Kendall asks, “What would I do without you?” Utterly serious, utterly sincere.
James wants to strain up and see the expression Kendall is wearing right then, but his limbs won’t listen to him, acting as if they’ve been warned against it.
No peeking, or the spell will be broken.
Hurriedly, James says, “I’m sure you’d think of something. Hey, you know I’ve been writing a zombie musical?”

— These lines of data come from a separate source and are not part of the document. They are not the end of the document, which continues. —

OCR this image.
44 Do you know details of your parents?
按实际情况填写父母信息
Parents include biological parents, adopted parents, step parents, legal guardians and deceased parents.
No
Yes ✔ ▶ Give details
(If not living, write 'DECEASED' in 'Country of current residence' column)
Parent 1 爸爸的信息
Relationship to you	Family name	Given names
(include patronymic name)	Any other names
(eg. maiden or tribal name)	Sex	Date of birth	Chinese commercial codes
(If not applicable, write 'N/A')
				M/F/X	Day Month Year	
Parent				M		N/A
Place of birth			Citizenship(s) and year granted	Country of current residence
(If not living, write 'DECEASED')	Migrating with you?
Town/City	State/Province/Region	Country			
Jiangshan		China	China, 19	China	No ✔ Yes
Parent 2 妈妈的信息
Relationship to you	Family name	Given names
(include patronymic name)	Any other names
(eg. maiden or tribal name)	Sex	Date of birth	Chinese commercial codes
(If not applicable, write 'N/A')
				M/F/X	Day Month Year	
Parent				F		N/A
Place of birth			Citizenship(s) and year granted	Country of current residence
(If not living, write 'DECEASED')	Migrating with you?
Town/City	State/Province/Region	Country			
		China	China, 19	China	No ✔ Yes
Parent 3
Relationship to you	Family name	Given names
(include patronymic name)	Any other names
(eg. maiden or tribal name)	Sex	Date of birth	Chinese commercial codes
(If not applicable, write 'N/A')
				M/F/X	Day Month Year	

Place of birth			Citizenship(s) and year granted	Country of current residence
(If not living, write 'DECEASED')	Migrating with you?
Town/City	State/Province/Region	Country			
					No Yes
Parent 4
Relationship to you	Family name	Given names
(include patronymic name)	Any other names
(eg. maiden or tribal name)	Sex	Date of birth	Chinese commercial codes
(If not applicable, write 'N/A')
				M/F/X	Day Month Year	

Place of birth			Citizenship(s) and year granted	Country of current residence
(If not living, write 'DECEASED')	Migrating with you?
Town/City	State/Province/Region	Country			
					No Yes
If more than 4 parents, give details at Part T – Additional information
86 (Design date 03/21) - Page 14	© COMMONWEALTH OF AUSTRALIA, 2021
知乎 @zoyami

“Oh yeah?” Kendall’s head thunks back against bark, his attention no longer one hundred percent focused on James’s face. It is the strangest relief. “Have you already done the songs?”
“Sure,” James answers, sitting up and twisting around, because the press of his head against Kendall’s thighs is actually really kind of intimate. They’re getting too old to be this close.
James begins belting out his new impromptu masterpiece a capella, conveying fire and brimstone and decay through baritone zombie grunts and alto zombie groans. Singing is his smokescreen.
Only James can’t quite figure out what he needs to hide from.